Previously staunch allies of Jonathan in the north have since fled his side. Former People's Democratic Party (PDP) member and ex-president Olusegun Obasanjo told IBTimes UK earlier this month that Jonathan had failed to stop Boko Haram, after instructing a former colleague to tear up his membership of the PDP on live TV.

And analysts say that support Jonathan had in the north has waned in the face of the Boko Haram insurgency, which has grown more audacious in its bombing attacks and kidnappings and earlier this year pledged allegiance to Iraq and Syria-based Islamic State (Isis), which was accepted by the radical Islamist group.

The violence prompted Jonathan to postpone the elections from 14 February, but Nigeria is still reeling from Boko Haram attacks, despite a joint coalition of regional players including Chad, Cameroon and Niger intervening militarily to push the group back.

"People are saying that Buhari has a much better chance because a lot of people who would normally have voted for Johnson particularly in the north are now leaving him and going over to Buhari," said Andrew Walker, a Nigeria analyst and a former Abuja-based journalist.

Nigeria's elections have traditionally been bogged down in vote-buying scandals as well as violence, with analysts saying that as many as 40% of voters exchange their votes for cash, while a further 30% vote based on ethnic or religious loyalties.

"Whatever the results, there will be claims of wholesale fraud and violence," Richard Cornwell of the British Peace Support Team, told IBTimes UK earlier this week.

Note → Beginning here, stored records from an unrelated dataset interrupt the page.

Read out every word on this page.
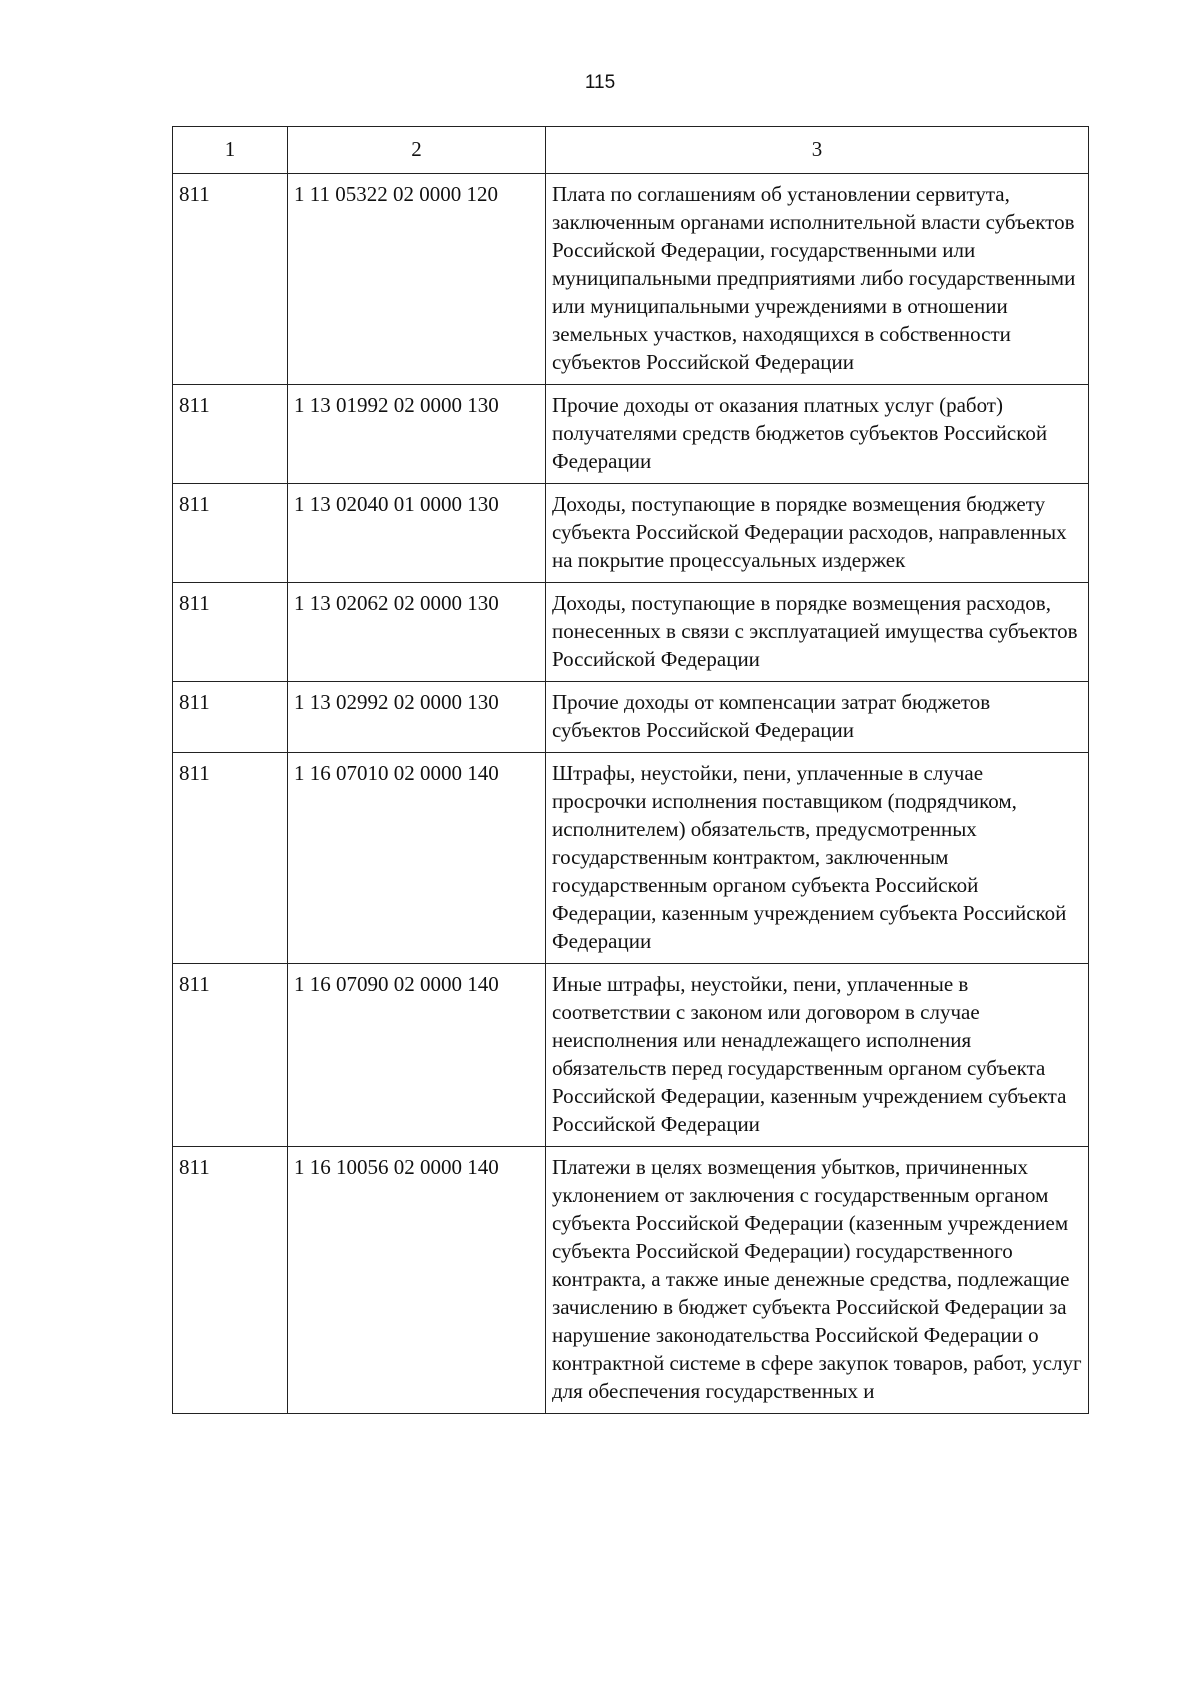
115
1	2	3
811	1 11 05322 02 0000 120	Плата по соглашениям об установлении сервитута, заключенным органами исполнительной власти субъектов Российской Федерации, государственными или муниципальными предприятиями либо государственными или муниципальными учреждениями в отношении земельных участков, находящихся в собственности субъектов Российской Федерации
811	1 13 01992 02 0000 130	Прочие доходы от оказания платных услуг (работ) получателями средств бюджетов субъектов Российской Федерации
811	1 13 02040 01 0000 130	Доходы, поступающие в порядке возмещения бюджету субъекта Российской Федерации расходов, направленных на покрытие процессуальных издержек
811	1 13 02062 02 0000 130	Доходы, поступающие в порядке возмещения расходов, понесенных в связи с эксплуатацией имущества субъектов Российской Федерации
811	1 13 02992 02 0000 130	Прочие доходы от компенсации затрат бюджетов субъектов Российской Федерации
811	1 16 07010 02 0000 140	Штрафы, неустойки, пени, уплаченные в случае просрочки исполнения поставщиком (подрядчиком, исполнителем) обязательств, предусмотренных государственным контрактом, заключенным государственным органом субъекта Российской Федерации, казенным учреждением субъекта Российской Федерации
811	1 16 07090 02 0000 140	Иные штрафы, неустойки, пени, уплаченные в соответствии с законом или договором в случае неисполнения или ненадлежащего исполнения обязательств перед государственным органом субъекта Российской Федерации, казенным учреждением субъекта Российской Федерации
811	1 16 10056 02 0000 140	Платежи в целях возмещения убытков, причиненных уклонением от заключения с государственным органом субъекта Российской Федерации (казенным учреждением субъекта Российской Федерации) государственного контракта, а также иные денежные средства, подлежащие зачислению в бюджет субъекта Российской Федерации за нарушение законодательства Российской Федерации о контрактной системе в сфере закупок товаров, работ, услуг для обеспечения государственных и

But Walker said that recent moves by Nigeria's independent electoral commission have made vote-rigging at the local level more difficult, while President Jonathan's attitude towards patronage – an essential component of maintaining political networks in Nigeria – is nowhere near as extended as presidents past. That may cost him on Saturday.

"Before, the emphasis has been on local power brokers delivering the election by whatever means necessary – bribery or by force. But it is looking like it is going to be more difficult to do it by force and by bribery, because hardly anybody has got any money," Walker said.